Het Lux Lab chose round organic shapes for the light system's fixture. The lamp is called Pebble because it looks like one of those fine, round pebbles you can skim over the water. With this shape, the firm emphasizes softness as a counterbalance to the concrete city. The fixture is made of recycled packaging material (PET) and 3D printed. This makes the fixtures endlessly recyclable. Pebbles can be used flexibly: side by side, stacked, or underneath each other. A smart, sustainable, and unique design for the municipality of Eindhoven.

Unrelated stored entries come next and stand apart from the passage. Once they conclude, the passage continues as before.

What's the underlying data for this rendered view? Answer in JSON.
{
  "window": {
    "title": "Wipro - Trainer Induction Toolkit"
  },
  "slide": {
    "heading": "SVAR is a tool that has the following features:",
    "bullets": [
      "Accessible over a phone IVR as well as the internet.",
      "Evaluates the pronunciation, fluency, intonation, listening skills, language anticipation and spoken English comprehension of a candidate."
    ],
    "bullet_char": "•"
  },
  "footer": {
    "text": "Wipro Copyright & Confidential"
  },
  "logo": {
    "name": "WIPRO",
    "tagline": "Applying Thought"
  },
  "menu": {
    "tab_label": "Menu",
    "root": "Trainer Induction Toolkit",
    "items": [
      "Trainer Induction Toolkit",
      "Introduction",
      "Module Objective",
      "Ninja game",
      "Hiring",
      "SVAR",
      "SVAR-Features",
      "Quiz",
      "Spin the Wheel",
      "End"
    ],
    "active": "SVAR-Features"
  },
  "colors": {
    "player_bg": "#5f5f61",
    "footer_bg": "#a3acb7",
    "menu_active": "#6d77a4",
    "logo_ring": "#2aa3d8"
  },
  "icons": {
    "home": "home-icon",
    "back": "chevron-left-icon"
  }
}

The five scenarios are just the beginning. Het Lux Lab advises the Municipality of Eindhoven to test whether the research outcomes work continually. People's needs are constantly changing, after all. Other factors to consider are the seasons or events. ILSE is equipped for this: the scenarios can be adapted or expanded if necessary or desirable. This also demands a change in how Eindhoven deals with street lighting in public spaces. Besides maintaining and cleaning the light fixtures, the municipality will also monitor whether the lighting scenarios still meet the demands of the location.
Initially, the five scenarios were programmed based on time schedules. Meanwhile, Het Lux Lab investigated possibilities for linking Intelligent Lighting System Eindhoven to real-time data in the future. Then the Municipality of Eindhoven can achieve the full potential of the innovative lighting system: does the system 'see' that it is raining? Then it automatically adjusts the color schemes. Is someone walking a little faster through the middle of the shopping street? Then that person will get slightly brighter light than the people on the sides of the street, who are just shopping. The idea is that the light system also learns and adapts to what is happening in the city center. At the moment, Eindhoven City Council is investigating how they can do this without people losing their right to move through the city unprotected and anonymously. Privacy is an essential condition for a self-learning light system.